A l’heure où l’actualité politique française est pour le moins agité du bocal entre une gauche sociale « libérale » que l’on arrive plus à bien discerner ce que c’est, une droite qui lui ressemble autant, et laissent le champ libre aux heures sombres, Nicolas Castro nous rappelle sur vingt années, du 10 mai 1981 au 21 avril 2002, les désillusions d’une génération, à la veille d’un premier choc, avant pire ?
Le grand soir est enfin arrivé pour les militants socialistes de Saint-Etienne, et l’immense joie pour les frangins Olivier et Léon, d’autant plus pour ce dernier qui tombe éperdument amoureux de Noémie avec qui, dans la liesse de la victoire, il passe la nuit, puis les trois jours avant qu’elle ne monte à Paris faire l’ENA. De même pour son frère Olivier, le trotskiste convaincu qui tente sa chance dans la Capitale. Léon reste avec son pote Julien et le sentiment d’avoir laissé passer l’amour de sa vie. Du jeune journaliste de région, il va sept ans plus tard retrouver tout ce petit monde à Paris dans une ambiance qui ne ressemble plus du tout aux idéaux de gauche socialiste.
Je me suis beaucoup amusé à suivre cette reconstitution de ces années qui me semble à des années lumières tant tout à tellement changé. Que s’est il donc passé ? Passe la technologie, qui se souvient encore des minitels ou magnétoscopes vhs, ou des émissions débiles déjà, et de nos politiciens qui avaient déjà de nombreuses casseroles au cul ?
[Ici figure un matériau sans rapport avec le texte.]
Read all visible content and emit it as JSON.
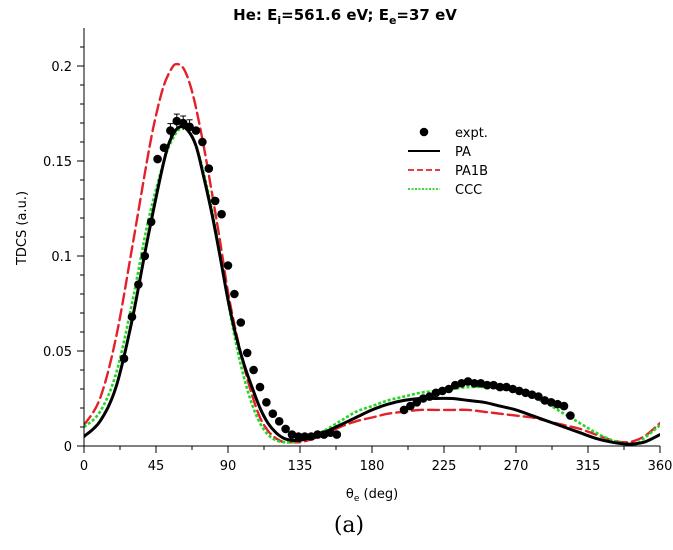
{
  "chart_data": {
    "type": "line",
    "title": {
      "prefix": "He: E",
      "sub1": "i",
      "mid": "=561.6 eV; E",
      "sub2": "e",
      "suffix": "=37 eV"
    },
    "xlabel": {
      "main": "θ",
      "sub": "e",
      "rest": " (deg)"
    },
    "ylabel": "TDCS (a.u.)",
    "caption": "(a)",
    "xlim": [
      0,
      360
    ],
    "ylim": [
      0,
      0.22
    ],
    "xticks": [
      0,
      45,
      90,
      135,
      180,
      225,
      270,
      315,
      360
    ],
    "xtick_labels": [
      "0",
      "45",
      "90",
      "135",
      "180",
      "225",
      "270",
      "315",
      "360"
    ],
    "yticks": [
      0,
      0.05,
      0.1,
      0.15,
      0.2
    ],
    "ytick_labels": [
      "0",
      "0.05",
      "0.1",
      "0.15",
      "0.2"
    ],
    "legend_position": "upper-right",
    "series": [
      {
        "name": "expt.",
        "kind": "points",
        "color": "#000000",
        "points": [
          [
            25,
            0.046
          ],
          [
            30,
            0.068
          ],
          [
            34,
            0.085
          ],
          [
            38,
            0.1
          ],
          [
            42,
            0.118
          ],
          [
            46,
            0.151
          ],
          [
            50,
            0.157
          ],
          [
            54,
            0.166
          ],
          [
            58,
            0.171
          ],
          [
            62,
            0.17
          ],
          [
            66,
            0.168
          ],
          [
            70,
            0.166
          ],
          [
            74,
            0.16
          ],
          [
            78,
            0.146
          ],
          [
            82,
            0.129
          ],
          [
            86,
            0.122
          ],
          [
            90,
            0.095
          ],
          [
            94,
            0.08
          ],
          [
            98,
            0.065
          ],
          [
            102,
            0.049
          ],
          [
            106,
            0.04
          ],
          [
            110,
            0.031
          ],
          [
            114,
            0.023
          ],
          [
            118,
            0.017
          ],
          [
            122,
            0.013
          ],
          [
            126,
            0.009
          ],
          [
            130,
            0.006
          ],
          [
            134,
            0.005
          ],
          [
            138,
            0.005
          ],
          [
            142,
            0.005
          ],
          [
            146,
            0.006
          ],
          [
            150,
            0.006
          ],
          [
            154,
            0.007
          ],
          [
            158,
            0.006
          ],
          [
            200,
            0.019
          ],
          [
            204,
            0.021
          ],
          [
            208,
            0.023
          ],
          [
            212,
            0.025
          ],
          [
            216,
            0.026
          ],
          [
            220,
            0.028
          ],
          [
            224,
            0.029
          ],
          [
            228,
            0.03
          ],
          [
            232,
            0.032
          ],
          [
            236,
            0.033
          ],
          [
            240,
            0.034
          ],
          [
            244,
            0.033
          ],
          [
            248,
            0.033
          ],
          [
            252,
            0.032
          ],
          [
            256,
            0.032
          ],
          [
            260,
            0.031
          ],
          [
            264,
            0.031
          ],
          [
            268,
            0.03
          ],
          [
            272,
            0.029
          ],
          [
            276,
            0.028
          ],
          [
            280,
            0.027
          ],
          [
            284,
            0.026
          ],
          [
            288,
            0.024
          ],
          [
            292,
            0.023
          ],
          [
            296,
            0.022
          ],
          [
            300,
            0.021
          ],
          [
            304,
            0.016
          ]
        ]
      },
      {
        "name": "PA",
        "kind": "line",
        "color": "#000000",
        "dash": "solid",
        "points": [
          [
            0,
            0.005
          ],
          [
            10,
            0.013
          ],
          [
            20,
            0.031
          ],
          [
            30,
            0.066
          ],
          [
            40,
            0.11
          ],
          [
            50,
            0.15
          ],
          [
            55,
            0.163
          ],
          [
            60,
            0.168
          ],
          [
            65,
            0.166
          ],
          [
            70,
            0.158
          ],
          [
            75,
            0.141
          ],
          [
            80,
            0.122
          ],
          [
            85,
            0.1
          ],
          [
            90,
            0.077
          ],
          [
            95,
            0.058
          ],
          [
            100,
            0.043
          ],
          [
            105,
            0.031
          ],
          [
            110,
            0.02
          ],
          [
            115,
            0.012
          ],
          [
            120,
            0.007
          ],
          [
            125,
            0.004
          ],
          [
            130,
            0.003
          ],
          [
            135,
            0.003
          ],
          [
            140,
            0.004
          ],
          [
            145,
            0.005
          ],
          [
            150,
            0.007
          ],
          [
            160,
            0.011
          ],
          [
            170,
            0.015
          ],
          [
            180,
            0.019
          ],
          [
            190,
            0.022
          ],
          [
            200,
            0.024
          ],
          [
            210,
            0.025
          ],
          [
            220,
            0.025
          ],
          [
            230,
            0.025
          ],
          [
            240,
            0.024
          ],
          [
            250,
            0.023
          ],
          [
            260,
            0.021
          ],
          [
            270,
            0.019
          ],
          [
            280,
            0.016
          ],
          [
            290,
            0.013
          ],
          [
            300,
            0.01
          ],
          [
            310,
            0.007
          ],
          [
            320,
            0.004
          ],
          [
            330,
            0.002
          ],
          [
            340,
            0.001
          ],
          [
            350,
            0.002
          ],
          [
            360,
            0.006
          ]
        ]
      },
      {
        "name": "PA1B",
        "kind": "line",
        "color": "#e4202a",
        "dash": "long-dash",
        "points": [
          [
            0,
            0.011
          ],
          [
            10,
            0.025
          ],
          [
            20,
            0.057
          ],
          [
            30,
            0.104
          ],
          [
            40,
            0.153
          ],
          [
            45,
            0.174
          ],
          [
            50,
            0.19
          ],
          [
            55,
            0.199
          ],
          [
            58,
            0.201
          ],
          [
            62,
            0.199
          ],
          [
            66,
            0.191
          ],
          [
            70,
            0.178
          ],
          [
            75,
            0.157
          ],
          [
            80,
            0.133
          ],
          [
            85,
            0.108
          ],
          [
            90,
            0.081
          ],
          [
            95,
            0.06
          ],
          [
            100,
            0.042
          ],
          [
            105,
            0.027
          ],
          [
            110,
            0.015
          ],
          [
            115,
            0.008
          ],
          [
            120,
            0.004
          ],
          [
            125,
            0.002
          ],
          [
            130,
            0.002
          ],
          [
            135,
            0.002
          ],
          [
            140,
            0.003
          ],
          [
            150,
            0.006
          ],
          [
            160,
            0.01
          ],
          [
            170,
            0.013
          ],
          [
            180,
            0.015
          ],
          [
            190,
            0.017
          ],
          [
            200,
            0.018
          ],
          [
            210,
            0.019
          ],
          [
            220,
            0.019
          ],
          [
            230,
            0.019
          ],
          [
            240,
            0.019
          ],
          [
            250,
            0.018
          ],
          [
            260,
            0.017
          ],
          [
            270,
            0.016
          ],
          [
            280,
            0.015
          ],
          [
            290,
            0.013
          ],
          [
            300,
            0.011
          ],
          [
            310,
            0.009
          ],
          [
            320,
            0.006
          ],
          [
            330,
            0.003
          ],
          [
            340,
            0.002
          ],
          [
            350,
            0.005
          ],
          [
            360,
            0.012
          ]
        ]
      },
      {
        "name": "CCC",
        "kind": "line",
        "color": "#22d822",
        "dash": "dotted",
        "points": [
          [
            0,
            0.01
          ],
          [
            10,
            0.018
          ],
          [
            20,
            0.038
          ],
          [
            30,
            0.075
          ],
          [
            40,
            0.118
          ],
          [
            50,
            0.15
          ],
          [
            55,
            0.161
          ],
          [
            60,
            0.167
          ],
          [
            65,
            0.166
          ],
          [
            70,
            0.158
          ],
          [
            75,
            0.143
          ],
          [
            80,
            0.124
          ],
          [
            85,
            0.101
          ],
          [
            90,
            0.076
          ],
          [
            95,
            0.054
          ],
          [
            100,
            0.036
          ],
          [
            105,
            0.022
          ],
          [
            110,
            0.012
          ],
          [
            115,
            0.006
          ],
          [
            120,
            0.003
          ],
          [
            125,
            0.002
          ],
          [
            130,
            0.002
          ],
          [
            135,
            0.003
          ],
          [
            140,
            0.004
          ],
          [
            150,
            0.008
          ],
          [
            160,
            0.013
          ],
          [
            170,
            0.018
          ],
          [
            180,
            0.021
          ],
          [
            190,
            0.024
          ],
          [
            200,
            0.026
          ],
          [
            210,
            0.028
          ],
          [
            220,
            0.029
          ],
          [
            230,
            0.03
          ],
          [
            240,
            0.031
          ],
          [
            250,
            0.031
          ],
          [
            260,
            0.03
          ],
          [
            270,
            0.029
          ],
          [
            280,
            0.026
          ],
          [
            290,
            0.022
          ],
          [
            300,
            0.017
          ],
          [
            310,
            0.012
          ],
          [
            320,
            0.007
          ],
          [
            330,
            0.003
          ],
          [
            340,
            0.001
          ],
          [
            345,
            0.001
          ],
          [
            350,
            0.004
          ],
          [
            360,
            0.011
          ]
        ]
      }
    ]
  }
}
Je me suis d’autant plus retrouvé totalement dans les désillusions de nos protagonistes, que moi aussi, je fais parti de la génération Mitterrand. J’avais 20 ans le 10 mai 1981, je votais pour la première, et quelle surprise, joie et bonheur en découvrant les images et le score. Fête à la Bastille oblige, et espérance en des lendemains meilleurs…. très vite, les désillusions ont commencées avec une politique de rigueur, de fermetures d’entreprises, de crise économique accentuée, les bobos gauche caviar, les arrivistes effrénés, les enrichissements honteux, de tous ces copinages indécents, d’affairistes affichés, et d’affaires sales, de « suicides » en écoutes téléphoniques, de découvertes de passés pétainistes ahurissants, et j’en passe, qui m’ont fait perdre mes repères, croyances et rêves, jusqu’à ce 2002 et le choc du premier tour. Et le pire est encore à venir…
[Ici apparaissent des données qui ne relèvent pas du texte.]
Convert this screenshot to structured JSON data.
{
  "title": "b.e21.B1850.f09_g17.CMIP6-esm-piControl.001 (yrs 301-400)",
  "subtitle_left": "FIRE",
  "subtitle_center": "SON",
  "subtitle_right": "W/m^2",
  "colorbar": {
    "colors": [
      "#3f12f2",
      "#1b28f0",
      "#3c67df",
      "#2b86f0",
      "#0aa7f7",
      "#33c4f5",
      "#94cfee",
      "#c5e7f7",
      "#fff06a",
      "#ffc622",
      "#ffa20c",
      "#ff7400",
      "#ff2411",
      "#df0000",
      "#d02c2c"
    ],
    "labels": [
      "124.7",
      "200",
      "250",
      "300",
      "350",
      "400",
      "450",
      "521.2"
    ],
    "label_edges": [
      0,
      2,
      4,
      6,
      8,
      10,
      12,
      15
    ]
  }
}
Le film est sympa pour sa partie reconstitution d’une époque, pour les mises en situation fiction/réalité, pour cette historiette amoureuse, mais des inutilités plombent et gâchent souvent le rythme et l’histoire. Ainsi, je ne perçois pas l’intérêt d’aborder la religion avec ce rabbin, qui n’apporte rien, ni au débat politique, ni moins encore spirituel qu’au récit. Cette manie à l’américaine d’y mettre du religieux à toutes les sauces est pénible. Je trouve toujours aussi glauque les coucheries incestueuses, comme ici avec les deux frères. Pour le reste, ça reste une bonne comédie avec de l’humour et de l’émotion, et un angle de réflexion et de constat intéressant.
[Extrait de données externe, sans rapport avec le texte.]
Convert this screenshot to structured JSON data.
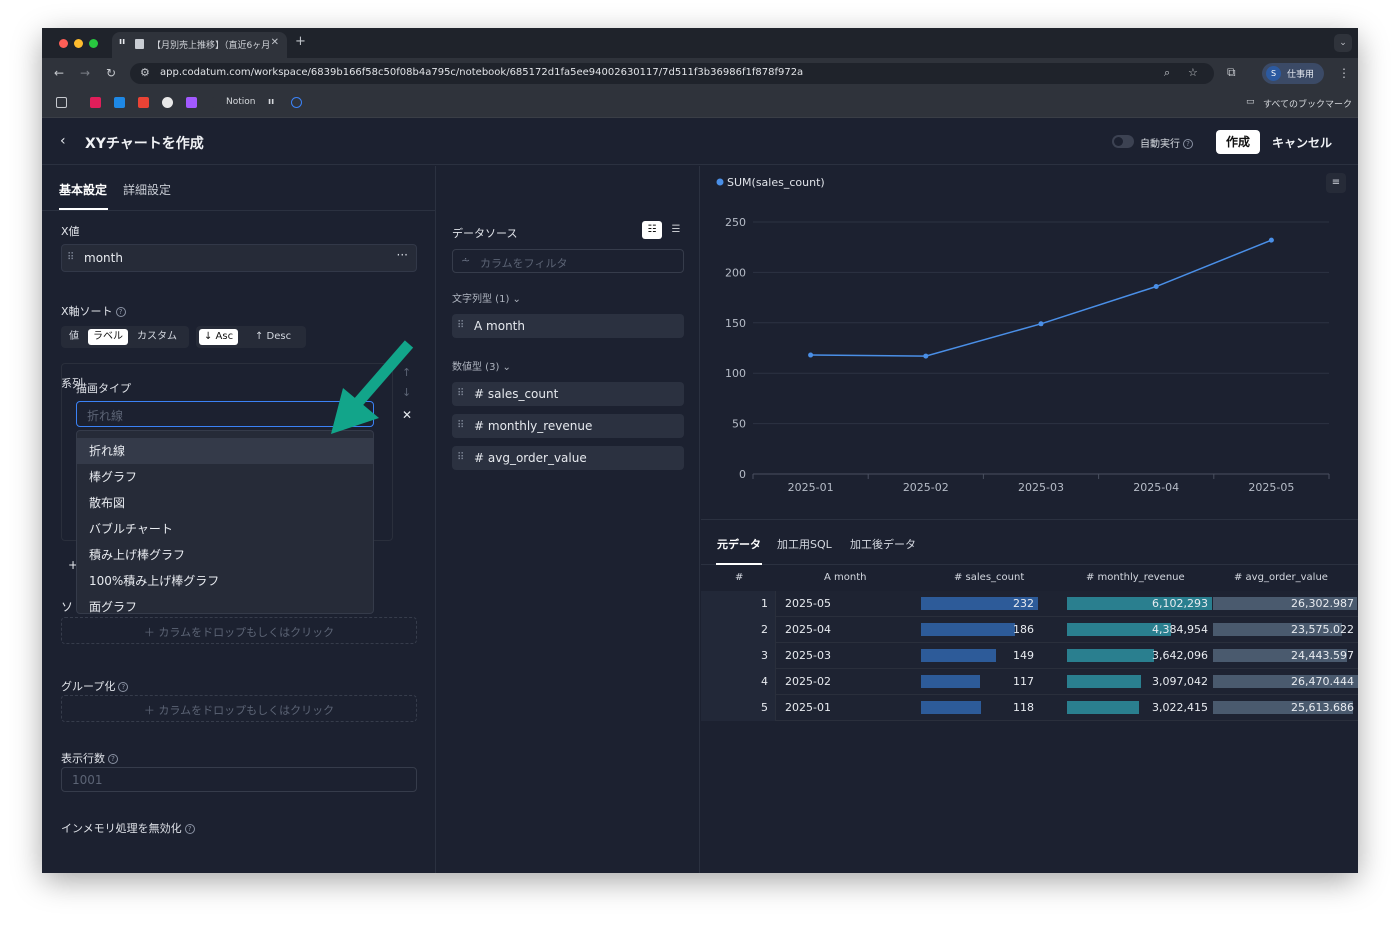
{
  "browser": {
    "tab_title": "【月別売上推移】（直近6ヶ月",
    "url": "app.codatum.com/workspace/6839b166f58c50f08b4a795c/notebook/685172d1fa5ee94002630117/7d511f3b36986f1f878f972a",
    "profile_initial": "S",
    "profile_label": "仕事用",
    "bookmark_notion": "Notion",
    "bookmark_all": "すべてのブックマーク"
  },
  "header": {
    "title": "XYチャートを作成",
    "autorun_label": "自動実行",
    "create_label": "作成",
    "cancel_label": "キャンセル"
  },
  "left": {
    "tabs": [
      "基本設定",
      "詳細設定"
    ],
    "x_label": "X値",
    "x_value": "month",
    "xsort_label": "X軸ソート",
    "sort_options": [
      "値",
      "ラベル",
      "カスタム"
    ],
    "sort_dir": [
      "↓ Asc",
      "↑ Desc"
    ],
    "series_label": "系列",
    "draw_type_label": "描画タイプ",
    "draw_type_placeholder": "折れ線",
    "draw_type_options": [
      "折れ線",
      "棒グラフ",
      "散布図",
      "バブルチャート",
      "積み上げ棒グラフ",
      "100%積み上げ棒グラフ",
      "面グラフ"
    ],
    "drop_hint": "＋ カラムをドロップもしくはクリック",
    "group_label": "グループ化",
    "rows_label": "表示行数",
    "rows_placeholder": "1001",
    "inmem_label": "インメモリ処理を無効化"
  },
  "middle": {
    "datasource_label": "データソース",
    "filter_placeholder": "カラムをフィルタ",
    "string_section": "文字列型 (1)",
    "string_cols": [
      "month"
    ],
    "numeric_section": "数値型 (3)",
    "numeric_cols": [
      "sales_count",
      "monthly_revenue",
      "avg_order_value"
    ]
  },
  "chart_data": {
    "type": "line",
    "series": [
      {
        "name": "SUM(sales_count)",
        "values": [
          118,
          117,
          149,
          186,
          232
        ]
      }
    ],
    "categories": [
      "2025-01",
      "2025-02",
      "2025-03",
      "2025-04",
      "2025-05"
    ],
    "ylim": [
      0,
      250
    ],
    "yticks": [
      0,
      50,
      100,
      150,
      200,
      250
    ],
    "grid": true,
    "legend": "top-left",
    "color": "#4a8fe7"
  },
  "data_tabs": [
    "元データ",
    "加工用SQL",
    "加工後データ"
  ],
  "table": {
    "headers": [
      "#",
      "A month",
      "# sales_count",
      "# monthly_revenue",
      "# avg_order_value"
    ],
    "rows": [
      {
        "n": "1",
        "month": "2025-05",
        "sales_count": "232",
        "sales_frac": 1.0,
        "revenue": "6,102,293",
        "revenue_frac": 1.0,
        "aov": "26,302.987",
        "aov_frac": 0.994
      },
      {
        "n": "2",
        "month": "2025-04",
        "sales_count": "186",
        "sales_frac": 0.802,
        "revenue": "4,384,954",
        "revenue_frac": 0.719,
        "aov": "23,575.022",
        "aov_frac": 0.891
      },
      {
        "n": "3",
        "month": "2025-03",
        "sales_count": "149",
        "sales_frac": 0.642,
        "revenue": "3,642,096",
        "revenue_frac": 0.597,
        "aov": "24,443.597",
        "aov_frac": 0.924
      },
      {
        "n": "4",
        "month": "2025-02",
        "sales_count": "117",
        "sales_frac": 0.504,
        "revenue": "3,097,042",
        "revenue_frac": 0.508,
        "aov": "26,470.444",
        "aov_frac": 1.0
      },
      {
        "n": "5",
        "month": "2025-01",
        "sales_count": "118",
        "sales_frac": 0.509,
        "revenue": "3,022,415",
        "revenue_frac": 0.495,
        "aov": "25,613.686",
        "aov_frac": 0.968
      }
    ]
  },
  "colors": {
    "accent": "#3b82f6",
    "bar_sales": "#2d5b99",
    "bar_revenue": "#2a7f8f",
    "bar_aov": "#4a5a6e",
    "annotation_arrow": "#12a58a"
  }
}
Pio Marmai (La ritournelle) est au mieux de ce qu’on lui a vu, sans être transcendant mais vraiment sympa. Au risque de me répéter, la très belle Laetitia Casta (Sous les jupes des filles) est excellentissime, de même que Ramzy Bedia (Les seigneurs), certainement dans son meilleur rôle de sa carrière, étant aussi drôle que touchant, avec sobriété. Gaspard Proust (L'amour dure trois ans) est tout aussi parfait que ses petits camarades. Et puis André Dussollier (Diplomatie) et Louis-Do de Lencquesaing (20 ans d'écart), comme Anne Brochet (Arrête ou je continue) et Sam Karmann (Les gazelles), ou encore Farida Rahouadj (Le bruit des glaçons) et Aline Stinus, Noémie Merlant (La crème de la crème) et Julie Chevallier (A dangerous method), Alix Bénézech et Daphne Hesnard, apportent leurs émotions avec conviction.